Канаш немного расслабился и, не спрашивая разрешения, уселся в кресло для посетителей.
— Ясно, — сказал он. — Вот же черт! И угораздило меня поставить на прослушку именно этого недоноска… Можно последний вопрос?
— Валяй.
— Эту… потерпевшую… Ее, часом, не Анной Свешниковой звали?
— Как будто. А что это меняет?
Канаш неторопливо закурил, сосредоточенно скосив глаза на огонек зажигалки, и медленно, с расстановкой сказал:
— Парень, который помог скрыться вашему хромому приятелю, — ее брат. Если бы у них были одинаковые фамилии, я все понял бы сразу, как только услышал о деле Свешниковой. Ведь упоминание о его погибшей сестре имеется в его личном деле, и я про это знал, но думал почему-то, что она тоже Чеканова, как и он… Понимаете, он был единственным свободным человеком, у которого на хвосте не висел десяток псов из прокуратуры, и я послал его отследить вашу встречу с этим хромым.

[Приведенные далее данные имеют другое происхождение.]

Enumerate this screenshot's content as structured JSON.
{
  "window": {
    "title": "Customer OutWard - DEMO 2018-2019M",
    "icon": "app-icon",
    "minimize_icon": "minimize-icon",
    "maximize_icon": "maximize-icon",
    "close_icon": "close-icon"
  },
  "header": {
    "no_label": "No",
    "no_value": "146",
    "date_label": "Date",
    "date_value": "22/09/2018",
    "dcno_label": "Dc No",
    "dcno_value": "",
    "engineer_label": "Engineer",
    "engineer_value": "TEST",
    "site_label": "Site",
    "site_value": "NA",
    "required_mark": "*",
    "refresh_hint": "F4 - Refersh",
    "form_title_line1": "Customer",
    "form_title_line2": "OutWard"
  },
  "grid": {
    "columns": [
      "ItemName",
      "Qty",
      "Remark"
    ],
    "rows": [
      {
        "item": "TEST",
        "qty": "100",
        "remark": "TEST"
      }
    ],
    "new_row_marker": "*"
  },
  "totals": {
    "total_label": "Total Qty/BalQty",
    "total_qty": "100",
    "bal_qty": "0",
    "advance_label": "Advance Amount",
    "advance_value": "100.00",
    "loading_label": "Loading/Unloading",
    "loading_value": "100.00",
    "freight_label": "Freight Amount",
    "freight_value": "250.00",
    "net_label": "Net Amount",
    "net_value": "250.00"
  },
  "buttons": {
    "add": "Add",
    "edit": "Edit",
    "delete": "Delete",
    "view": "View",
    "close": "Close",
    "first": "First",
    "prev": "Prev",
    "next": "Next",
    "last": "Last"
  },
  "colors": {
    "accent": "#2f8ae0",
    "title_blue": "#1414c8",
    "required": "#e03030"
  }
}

— Трах-тарарах! — сказал Рогозин. — А он, значит, услышал фамилию сестры и решил докопаться до правды самостоятельно… Но это же какой-то индийский боевик! Ведь в жизни так не бывает!

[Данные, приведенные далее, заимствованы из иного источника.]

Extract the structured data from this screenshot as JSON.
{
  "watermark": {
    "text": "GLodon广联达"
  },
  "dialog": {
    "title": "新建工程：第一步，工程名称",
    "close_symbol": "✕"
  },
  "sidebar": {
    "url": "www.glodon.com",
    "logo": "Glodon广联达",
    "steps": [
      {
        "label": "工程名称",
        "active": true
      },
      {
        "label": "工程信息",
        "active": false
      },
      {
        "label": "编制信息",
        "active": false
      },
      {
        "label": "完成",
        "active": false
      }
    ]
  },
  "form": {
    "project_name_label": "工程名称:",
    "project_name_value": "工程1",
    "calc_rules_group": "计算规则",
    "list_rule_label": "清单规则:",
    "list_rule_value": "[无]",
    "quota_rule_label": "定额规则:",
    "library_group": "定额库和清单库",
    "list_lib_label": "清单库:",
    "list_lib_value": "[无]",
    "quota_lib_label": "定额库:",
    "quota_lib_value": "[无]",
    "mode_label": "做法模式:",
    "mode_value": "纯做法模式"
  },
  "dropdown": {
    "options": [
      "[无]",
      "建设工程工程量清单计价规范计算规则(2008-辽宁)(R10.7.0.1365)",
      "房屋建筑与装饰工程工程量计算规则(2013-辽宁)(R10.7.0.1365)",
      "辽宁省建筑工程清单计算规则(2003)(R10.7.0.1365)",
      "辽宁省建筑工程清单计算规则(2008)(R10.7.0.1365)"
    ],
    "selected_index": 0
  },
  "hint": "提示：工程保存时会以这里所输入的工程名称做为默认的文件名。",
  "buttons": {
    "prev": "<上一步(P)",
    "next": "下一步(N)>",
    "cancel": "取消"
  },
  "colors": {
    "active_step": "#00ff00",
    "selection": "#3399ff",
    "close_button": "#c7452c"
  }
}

— В жизни еще и не так бывает, — заверил его Канаш. — Просто в натуре все это не так красочно и музыкально, да и времени занимает больше, оттого и кажется скучным. Да вы не беспокойтесь, Юрий Валерьевич. Что они могут? Один — раненый калека без паспорта, другой — сопляк, которого можно убить щелчком по лбу… Машина у них заметная, и деваться им некуда. Я уже послал людей на поиски, кое с кем созвонился, так что все будет в ажуре. Да, чтобы вы не волновались… Я отдал приказ только найти машину, ничего больше, никаких контактов. Найти и доложить мне лично. А дальше уж я сам как-нибудь управлюсь.

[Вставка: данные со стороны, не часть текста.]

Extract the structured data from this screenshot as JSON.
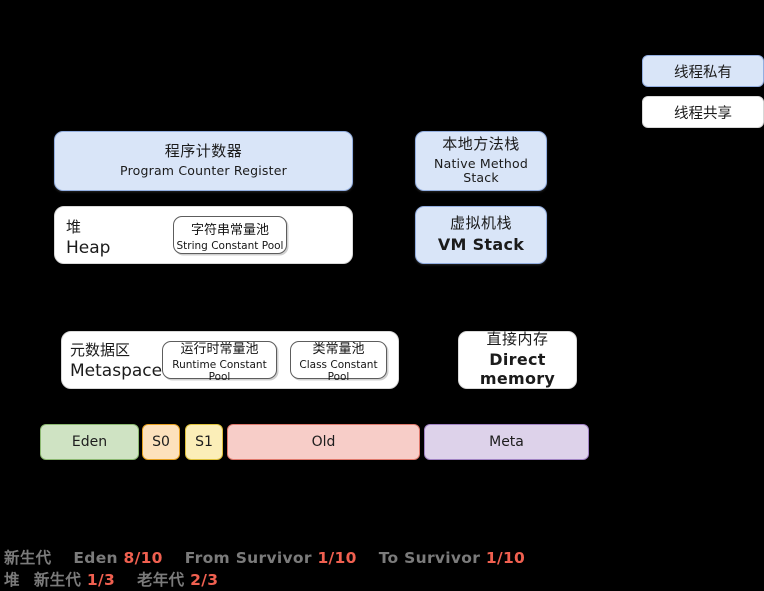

— Не хвастайся, — сказал Рогозин. — Ох, не хвастайся, Валентин! Два раза этот хромой черт тебя уже кинул. Смотри, чтобы и в третий раз так же не получилось. Пойми, еще одной попытки может просто не быть — ни для тебя, ни для меня. Теперь он перестанет звонить и начнет стрелять.
Канаш засунул указательный палец под марлевый ошейник и сильно оттянул его книзу, словно тот вдруг начал его душить.
— Разберемся, — пообещал он, потушил сигарету в пепельнице и вышел, бесшумно ступая по натертому дубовому паркету.